The intertwining plots unfold with a startling realism and you quickly understand that this is one holiday where nothing is quite what it seems.
Some swift thinking
It’s tribute to the seamless organisation of one woman that the whole experience is so convincing.
Joy Swift came up with the idea of the murder mystery weekend almost 30 years ago and ran her first in 1981.
She now runs three plots a year (over more than 30 weekends) in the UK, and even the odd international holiday and cruise.

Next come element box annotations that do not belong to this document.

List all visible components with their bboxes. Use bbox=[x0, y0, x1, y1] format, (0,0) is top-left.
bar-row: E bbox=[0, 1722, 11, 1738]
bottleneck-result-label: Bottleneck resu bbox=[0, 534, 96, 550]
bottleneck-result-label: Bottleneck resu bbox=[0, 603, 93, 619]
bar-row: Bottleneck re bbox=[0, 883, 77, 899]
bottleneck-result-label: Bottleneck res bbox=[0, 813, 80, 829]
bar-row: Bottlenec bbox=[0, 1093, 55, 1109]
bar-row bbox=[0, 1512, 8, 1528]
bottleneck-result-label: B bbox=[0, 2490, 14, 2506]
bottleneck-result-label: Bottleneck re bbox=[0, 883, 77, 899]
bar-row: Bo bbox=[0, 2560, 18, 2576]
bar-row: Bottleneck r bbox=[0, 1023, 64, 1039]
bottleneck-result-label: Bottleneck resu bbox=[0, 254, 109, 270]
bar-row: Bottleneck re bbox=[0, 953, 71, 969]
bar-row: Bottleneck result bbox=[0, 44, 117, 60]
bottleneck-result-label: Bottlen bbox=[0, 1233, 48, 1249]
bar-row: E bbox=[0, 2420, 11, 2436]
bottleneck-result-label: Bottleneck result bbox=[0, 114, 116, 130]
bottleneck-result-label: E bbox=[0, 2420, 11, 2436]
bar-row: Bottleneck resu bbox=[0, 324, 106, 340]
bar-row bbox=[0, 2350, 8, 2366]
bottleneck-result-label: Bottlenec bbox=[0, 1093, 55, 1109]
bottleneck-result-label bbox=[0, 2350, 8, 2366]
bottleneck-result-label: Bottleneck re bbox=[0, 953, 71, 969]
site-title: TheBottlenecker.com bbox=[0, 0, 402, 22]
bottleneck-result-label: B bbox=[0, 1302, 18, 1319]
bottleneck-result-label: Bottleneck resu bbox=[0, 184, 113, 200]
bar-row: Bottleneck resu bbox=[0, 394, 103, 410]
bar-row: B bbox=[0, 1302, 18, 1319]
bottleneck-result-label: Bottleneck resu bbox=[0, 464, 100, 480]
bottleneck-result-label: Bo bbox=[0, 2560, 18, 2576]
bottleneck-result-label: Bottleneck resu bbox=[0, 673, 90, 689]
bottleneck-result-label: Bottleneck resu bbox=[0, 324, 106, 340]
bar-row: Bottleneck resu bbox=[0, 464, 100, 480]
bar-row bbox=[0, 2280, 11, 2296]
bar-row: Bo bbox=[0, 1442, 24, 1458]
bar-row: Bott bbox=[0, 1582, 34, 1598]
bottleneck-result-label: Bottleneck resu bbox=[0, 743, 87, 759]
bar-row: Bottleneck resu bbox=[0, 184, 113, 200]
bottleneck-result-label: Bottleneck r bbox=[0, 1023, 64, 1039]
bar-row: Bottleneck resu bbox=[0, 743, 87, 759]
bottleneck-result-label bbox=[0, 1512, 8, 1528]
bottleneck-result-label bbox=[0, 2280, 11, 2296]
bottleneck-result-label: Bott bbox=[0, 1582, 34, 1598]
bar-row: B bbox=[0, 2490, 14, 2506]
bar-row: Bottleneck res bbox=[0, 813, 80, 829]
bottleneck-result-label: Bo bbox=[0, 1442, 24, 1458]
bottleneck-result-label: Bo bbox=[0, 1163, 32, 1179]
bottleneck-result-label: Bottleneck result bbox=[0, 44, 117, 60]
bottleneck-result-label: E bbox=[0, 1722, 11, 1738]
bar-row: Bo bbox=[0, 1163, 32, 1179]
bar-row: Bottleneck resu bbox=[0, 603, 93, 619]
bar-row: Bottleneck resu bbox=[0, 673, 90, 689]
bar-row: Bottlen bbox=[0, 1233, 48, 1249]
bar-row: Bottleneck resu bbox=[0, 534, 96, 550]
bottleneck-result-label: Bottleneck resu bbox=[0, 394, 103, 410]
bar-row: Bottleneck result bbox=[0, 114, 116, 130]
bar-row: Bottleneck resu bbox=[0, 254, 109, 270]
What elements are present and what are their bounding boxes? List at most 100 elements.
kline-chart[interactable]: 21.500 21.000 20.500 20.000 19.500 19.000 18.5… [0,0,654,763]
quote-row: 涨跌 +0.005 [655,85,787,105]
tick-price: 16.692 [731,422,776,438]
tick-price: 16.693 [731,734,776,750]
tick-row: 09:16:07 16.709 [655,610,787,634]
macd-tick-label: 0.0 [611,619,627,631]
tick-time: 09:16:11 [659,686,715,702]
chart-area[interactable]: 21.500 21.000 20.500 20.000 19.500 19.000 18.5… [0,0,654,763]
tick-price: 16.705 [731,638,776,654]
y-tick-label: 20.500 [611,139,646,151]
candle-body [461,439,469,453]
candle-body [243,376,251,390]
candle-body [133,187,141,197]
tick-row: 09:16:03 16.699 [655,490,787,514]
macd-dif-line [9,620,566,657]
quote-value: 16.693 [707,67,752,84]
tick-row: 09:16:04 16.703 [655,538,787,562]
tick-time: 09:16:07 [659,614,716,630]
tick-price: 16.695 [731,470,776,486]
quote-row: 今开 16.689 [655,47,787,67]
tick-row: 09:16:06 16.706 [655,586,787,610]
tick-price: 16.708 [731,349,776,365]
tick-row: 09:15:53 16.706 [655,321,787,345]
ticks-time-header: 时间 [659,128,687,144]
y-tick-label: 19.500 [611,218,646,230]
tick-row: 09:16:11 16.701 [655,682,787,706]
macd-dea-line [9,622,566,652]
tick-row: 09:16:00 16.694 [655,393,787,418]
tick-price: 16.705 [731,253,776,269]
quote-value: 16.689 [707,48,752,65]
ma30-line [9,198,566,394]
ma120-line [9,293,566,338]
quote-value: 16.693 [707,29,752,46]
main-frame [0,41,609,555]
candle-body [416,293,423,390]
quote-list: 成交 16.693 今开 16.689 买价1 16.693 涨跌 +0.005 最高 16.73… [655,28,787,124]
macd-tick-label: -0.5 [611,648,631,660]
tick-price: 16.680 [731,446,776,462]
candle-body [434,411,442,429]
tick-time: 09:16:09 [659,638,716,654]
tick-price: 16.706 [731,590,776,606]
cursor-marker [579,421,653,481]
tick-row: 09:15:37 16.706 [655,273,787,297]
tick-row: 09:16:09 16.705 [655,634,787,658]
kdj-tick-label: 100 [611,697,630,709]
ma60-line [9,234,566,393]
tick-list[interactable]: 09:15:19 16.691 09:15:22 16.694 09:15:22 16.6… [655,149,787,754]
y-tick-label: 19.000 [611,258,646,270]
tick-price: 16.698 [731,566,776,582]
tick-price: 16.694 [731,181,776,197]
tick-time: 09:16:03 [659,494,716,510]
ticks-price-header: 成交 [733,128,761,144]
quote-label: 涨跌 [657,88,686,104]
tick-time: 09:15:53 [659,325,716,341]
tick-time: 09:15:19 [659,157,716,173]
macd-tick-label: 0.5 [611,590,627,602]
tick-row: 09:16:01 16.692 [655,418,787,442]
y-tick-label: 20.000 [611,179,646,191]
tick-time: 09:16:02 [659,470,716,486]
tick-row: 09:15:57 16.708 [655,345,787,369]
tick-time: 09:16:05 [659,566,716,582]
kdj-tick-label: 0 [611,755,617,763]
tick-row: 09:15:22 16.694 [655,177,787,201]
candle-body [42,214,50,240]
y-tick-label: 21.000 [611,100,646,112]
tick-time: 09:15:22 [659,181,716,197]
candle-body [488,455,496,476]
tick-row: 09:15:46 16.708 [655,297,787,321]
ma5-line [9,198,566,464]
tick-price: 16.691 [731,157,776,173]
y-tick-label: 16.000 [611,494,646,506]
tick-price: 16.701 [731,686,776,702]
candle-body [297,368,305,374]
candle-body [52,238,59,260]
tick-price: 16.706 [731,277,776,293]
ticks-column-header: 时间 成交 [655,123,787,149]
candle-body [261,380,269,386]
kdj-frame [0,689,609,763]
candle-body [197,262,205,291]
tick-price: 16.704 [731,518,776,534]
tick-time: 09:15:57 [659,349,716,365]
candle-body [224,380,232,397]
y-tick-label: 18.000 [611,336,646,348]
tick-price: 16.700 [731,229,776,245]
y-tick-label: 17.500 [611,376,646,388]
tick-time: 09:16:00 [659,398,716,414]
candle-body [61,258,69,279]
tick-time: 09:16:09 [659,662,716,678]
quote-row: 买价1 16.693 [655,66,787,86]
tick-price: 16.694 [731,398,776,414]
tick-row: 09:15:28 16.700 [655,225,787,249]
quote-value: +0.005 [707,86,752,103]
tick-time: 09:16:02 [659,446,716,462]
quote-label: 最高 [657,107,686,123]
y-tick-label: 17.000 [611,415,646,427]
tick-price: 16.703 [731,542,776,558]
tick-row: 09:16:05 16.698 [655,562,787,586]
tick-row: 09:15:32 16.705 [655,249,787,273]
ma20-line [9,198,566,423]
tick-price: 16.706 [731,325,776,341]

From the start the mini-breaks have proved massively popular – attracting people from all over the world – and Joy was awarded an MBE for services to tourism in 2003.
All walks of life
I had worried that my boyfriend and I would be sharing our murder mini-break with a load of humourless Miss Marple types, but in fact there was a real mixed bunch.
Apart from Joy Swift regular Geoff, his wife and their adult daughter, our table for Friday night dinner included another couple in their mid-20s – ‘murder virgins’ like us – and a 32-year-old woman who admitted to being “obsessed” with the Joy Swift weekends.
Strategies for solving the crimes also varied – some people kept themselves and their theories very much to themselves.
Others teamed up in pairs or small groups.
Our strategy of sharing clues and ideas over several rounds of drinks with our fellow guests seemed to pay off, and we walked out on Sunday with new friends, slight hangovers and – best of all – a certificate proclaiming our ‘excellence in deduction’.
Super Sleuths
If you don’t fancy doing your own sleuthing, why not plan a trip following in the footsteps of one of these famous detectives?
Sherlock Holmes
We all know that Holmes and the faithful Dr Watson lived in London, but you can get a feel for the pair in other parts of the UK too. Take a trip to Dartmoor to the site of Holmes’ most famous case, The Hound of The Baskervilles.
Bergerac
Many people now think of John Nettles as DCI Barnaby from Midsomer Murders, but he was solving crimes much further back as DS Jim Bergerac – the most famous fictional resident of Jersey. Visit the island to sniff out the locations of Bergerac’s triumphs and tribulations.
Agatha christie
OK, so she wasn’t exactly a detective but she is certainly Britain’s most famous crime writer, and the creator of characters Miss Marple and Hercule Poirot. Visit her National Trust-owned summer house Greenways in Devon, and find out more about her.
Surely murder has never been this much fun?